ESPN is Stephen A.’s world now. He wanted Max Kellerman off “First Take” and now Keiierman is off First Take He wanted to host a late-night talk show and he filled in as host of “Jimmy Kimmel Live!” on Monday. He wanted $12 million a year and he got $12 million a year.
Love him or hate him, Stephen A. Smith works. And for that, ESPN has awarded him a lot of airtime, money and power. So “First Take” will be even more Smith’s show going forward. In the eyes of ESPN’s executives, he has earned that.
Smith, 53, has four years left on his five-year, $60 million contract, but you can see how he is building toward his ultimate goal of hosting a late-night talk show. It’s all right in front of your eyes, from his ESPN+ show, “Stephen A’s World,” in which he has been interviewing more people from outside sports, to Monday’s hosting spot for Kimmel on ABC, which, like ESPN, is owned and operated by Disney.
Since he has become a giant in the industry, his moves reverberate. Smith has wanted Kellerman off “First Take” for years. Though it wasn’t personal, according to sources, Kellerman has a “smartest guy in the room” attitude, and Smith wanted more of a debating challenger. And ultimately, he wanted it to be him versus the world.
Whatever you think of the hot-take shows, they live on sparks, and Smith and Kellerman never had the flair of Smith and Skip Bayless. Smith has told everyone who needs to know, including Kellerman, that it didn’t work well enough, according to sources. After Smith’s wishes were executed, a fault line from Bristol to New York followed.

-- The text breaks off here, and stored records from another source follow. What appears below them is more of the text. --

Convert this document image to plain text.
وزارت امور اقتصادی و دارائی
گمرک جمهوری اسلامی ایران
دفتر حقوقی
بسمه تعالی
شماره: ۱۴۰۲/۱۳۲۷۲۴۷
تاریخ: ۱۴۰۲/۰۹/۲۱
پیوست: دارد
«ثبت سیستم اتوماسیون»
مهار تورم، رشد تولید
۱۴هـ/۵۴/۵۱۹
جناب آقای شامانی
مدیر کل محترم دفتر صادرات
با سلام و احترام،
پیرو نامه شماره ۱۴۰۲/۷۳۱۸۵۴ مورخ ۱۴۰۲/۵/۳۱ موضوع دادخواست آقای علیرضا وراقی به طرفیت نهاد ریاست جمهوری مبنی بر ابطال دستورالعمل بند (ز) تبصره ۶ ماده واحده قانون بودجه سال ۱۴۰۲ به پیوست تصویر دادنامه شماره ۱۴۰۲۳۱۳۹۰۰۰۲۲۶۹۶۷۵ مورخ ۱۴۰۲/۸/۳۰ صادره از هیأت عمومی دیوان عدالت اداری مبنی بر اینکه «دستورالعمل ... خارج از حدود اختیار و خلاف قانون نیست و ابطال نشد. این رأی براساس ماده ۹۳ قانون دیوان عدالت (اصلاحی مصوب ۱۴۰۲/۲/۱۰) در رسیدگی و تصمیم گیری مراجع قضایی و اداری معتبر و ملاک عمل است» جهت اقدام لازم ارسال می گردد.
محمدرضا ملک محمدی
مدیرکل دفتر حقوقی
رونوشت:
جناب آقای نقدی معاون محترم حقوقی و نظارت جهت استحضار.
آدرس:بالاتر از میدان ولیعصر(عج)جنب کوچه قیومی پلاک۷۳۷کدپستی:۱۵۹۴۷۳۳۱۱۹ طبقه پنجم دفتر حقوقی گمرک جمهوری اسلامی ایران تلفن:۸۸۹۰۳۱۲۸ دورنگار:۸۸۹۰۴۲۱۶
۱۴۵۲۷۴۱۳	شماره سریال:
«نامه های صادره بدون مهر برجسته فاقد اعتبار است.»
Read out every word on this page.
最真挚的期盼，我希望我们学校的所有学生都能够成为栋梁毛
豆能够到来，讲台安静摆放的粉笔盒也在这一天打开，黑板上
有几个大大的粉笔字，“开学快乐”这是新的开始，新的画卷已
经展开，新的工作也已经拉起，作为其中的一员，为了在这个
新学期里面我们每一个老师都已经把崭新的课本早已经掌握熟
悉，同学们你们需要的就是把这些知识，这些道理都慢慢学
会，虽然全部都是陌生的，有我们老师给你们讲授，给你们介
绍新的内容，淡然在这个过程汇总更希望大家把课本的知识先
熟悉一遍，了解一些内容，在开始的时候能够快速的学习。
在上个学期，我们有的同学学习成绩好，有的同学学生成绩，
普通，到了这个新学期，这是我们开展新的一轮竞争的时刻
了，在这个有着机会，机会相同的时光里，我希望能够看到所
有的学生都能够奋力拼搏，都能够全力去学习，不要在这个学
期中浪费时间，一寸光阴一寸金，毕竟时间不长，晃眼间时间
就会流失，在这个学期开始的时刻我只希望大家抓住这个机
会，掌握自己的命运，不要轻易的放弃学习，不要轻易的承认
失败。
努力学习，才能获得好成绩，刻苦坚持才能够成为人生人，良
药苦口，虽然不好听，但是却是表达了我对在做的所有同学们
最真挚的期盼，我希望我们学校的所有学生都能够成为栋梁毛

Let’s start with radio, since ESPN makes more changes there than a high schooler looking for the perfect Instagram outfit.
Kellerman will go to ESPN Radio mornings, replacing Zubin Mehenti. Kellerman will be teamed with Keyshawn Johnson and Jay Williams, beginning next month.
Kellerman will also receive a daily TV show, which will likely be at 2 p.m. on ESPN, potentially impacting the spots of “Jalen & Jacoby” and “Highly Questionable.” Kellerman will have the chance to show he can be a No. 1 on a national sports variety show. He will continue his once-a-week boxing program on ESPN2.
The morning stability that ESPN once had with “Mike & Mike” is long gone. After Mike Golic and Trey Wingo lasted just three years, ESPN is changing its mornings again a year later.
Mehenti, who has been on medical leave due to complications from diabetes, will return to “SportsCenter.” Alan Hahn, who mostly filled in for Mehenti and was a front-runner to replace him, will go back to middays with Bart Scott.
“Bart & Hahn” will add an hour (noon-3 p.m.), which likely will result in 98.7 FM’s ESPN New York’s “The Michael Kay Show” moving its start time back to 3 p.m. Chris Canty will leave ESPN New York’s 5-8 a.m. morning show, which will now feature just Rick DiPietro and Dave Rothenberg.
Canty will partner with Mike Golic Jr. on national afternoons (not heard in New York) from 3 to 7 p.m. Golic’s former partner, Chiney Ogwumike, will see her role expand on the NBA and college hoops.
Got all that? Good, because ESPN executives will probably change it all again next year.
All the moves are a result of Smith feeling he and Kellerman were not connecting with the audience. He is not wrong. Kellerman is smart, but he hasn’t shown the command of the screen or a memorable delivery yet to fully resonate.
After Bayless left for Fox Sports five years ago and Kellerman arrived, it was Smith’s show. The program moved from ESPN2 to ESPN to maintain hot-take supremacy. It still makes ESPN money. The next iteration will have Smith verbally sparring with folks inside and outside of ESPN — all likely approved by him.
So why is Kellerman no longer on “First Take”? It wasn’t really personal. It was just business. Stephen A. Smith wanted the breakup. And so it was.